Last, but not least there are triggers
. Triggers are things that upset us. This can include pet peeves, frustrating events, unmet expectations, certain people or situations, and so on. We all have those and so does your dog
. It could be other dogs, or just brown dogs with cropped ears (it can be very specific). It could be unfamiliar people or just men with hats and beards. It could be man holes in streets, drains under sidewalks, that scary Halloween
blow-up cat in the neighbor’s front yard, skateboards, bikes, cars, etc. You get the idea. Pretty much anything can be a trigger to a particular dog. If your dog’s stress level is already high and he is near or even past his threshold already, get ready for a strong reaction when a trigger appears
. If the stress level is low enough, a trigger, while still not comfortable, can be tolerated and your dog won’t react much or not at all. You may not like the screaming child but can tolerate it. However, that probably changes if you have a headache.
The key is to reduce stress, so your dog can handle its triggers better without blowing up. If we are just trying to prevent the reaction by addressing the trigger itself, we often fail in accomplishing the goal of making our dog happier, calmer and more balanced.

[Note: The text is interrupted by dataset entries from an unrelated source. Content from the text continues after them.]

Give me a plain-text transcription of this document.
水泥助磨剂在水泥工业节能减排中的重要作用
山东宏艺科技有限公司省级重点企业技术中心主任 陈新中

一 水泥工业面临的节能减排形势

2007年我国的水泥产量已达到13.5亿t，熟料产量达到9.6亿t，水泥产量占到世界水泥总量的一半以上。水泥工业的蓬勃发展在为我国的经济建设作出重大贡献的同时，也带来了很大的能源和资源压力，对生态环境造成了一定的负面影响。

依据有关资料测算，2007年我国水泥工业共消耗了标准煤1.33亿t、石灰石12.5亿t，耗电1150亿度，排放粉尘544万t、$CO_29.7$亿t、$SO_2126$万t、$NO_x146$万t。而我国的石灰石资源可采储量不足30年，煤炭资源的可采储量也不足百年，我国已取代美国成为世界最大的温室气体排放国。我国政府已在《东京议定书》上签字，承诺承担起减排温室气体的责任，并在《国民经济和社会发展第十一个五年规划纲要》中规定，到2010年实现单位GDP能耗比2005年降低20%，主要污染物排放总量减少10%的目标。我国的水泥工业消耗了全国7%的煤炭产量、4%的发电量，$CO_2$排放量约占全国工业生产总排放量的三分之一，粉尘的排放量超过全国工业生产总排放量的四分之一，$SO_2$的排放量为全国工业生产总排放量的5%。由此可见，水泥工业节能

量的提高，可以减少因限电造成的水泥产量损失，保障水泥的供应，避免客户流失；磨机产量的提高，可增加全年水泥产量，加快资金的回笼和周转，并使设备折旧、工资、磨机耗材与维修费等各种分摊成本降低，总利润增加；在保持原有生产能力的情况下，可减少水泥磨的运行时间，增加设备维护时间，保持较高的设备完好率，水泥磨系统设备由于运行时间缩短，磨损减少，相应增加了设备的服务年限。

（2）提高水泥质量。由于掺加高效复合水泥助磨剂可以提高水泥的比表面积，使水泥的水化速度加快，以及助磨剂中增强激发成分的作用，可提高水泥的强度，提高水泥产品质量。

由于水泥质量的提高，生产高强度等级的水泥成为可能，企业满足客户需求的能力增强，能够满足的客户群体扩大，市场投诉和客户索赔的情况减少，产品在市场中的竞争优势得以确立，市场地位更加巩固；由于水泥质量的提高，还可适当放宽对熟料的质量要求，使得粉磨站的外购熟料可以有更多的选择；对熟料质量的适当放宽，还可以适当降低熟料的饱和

Here are a few more examples that can create stress in your dog that may not be as obvious: a recent vet visit or medical procedure, new neighbors moved next door (with or without kids or dogs), some construction down the street, going to a different dog park, changing the daily walking path, getting a vaccination (consider titers instead of annual boosters) or flea and tick preventative (consider natural alternatives), high-carb foods or poor protein foods (some very expensive brands sold at vet offices are horrible in that regard).
It pays off, to always look at the whole picture of why a dog may be reacting to something and not just the reaction itself.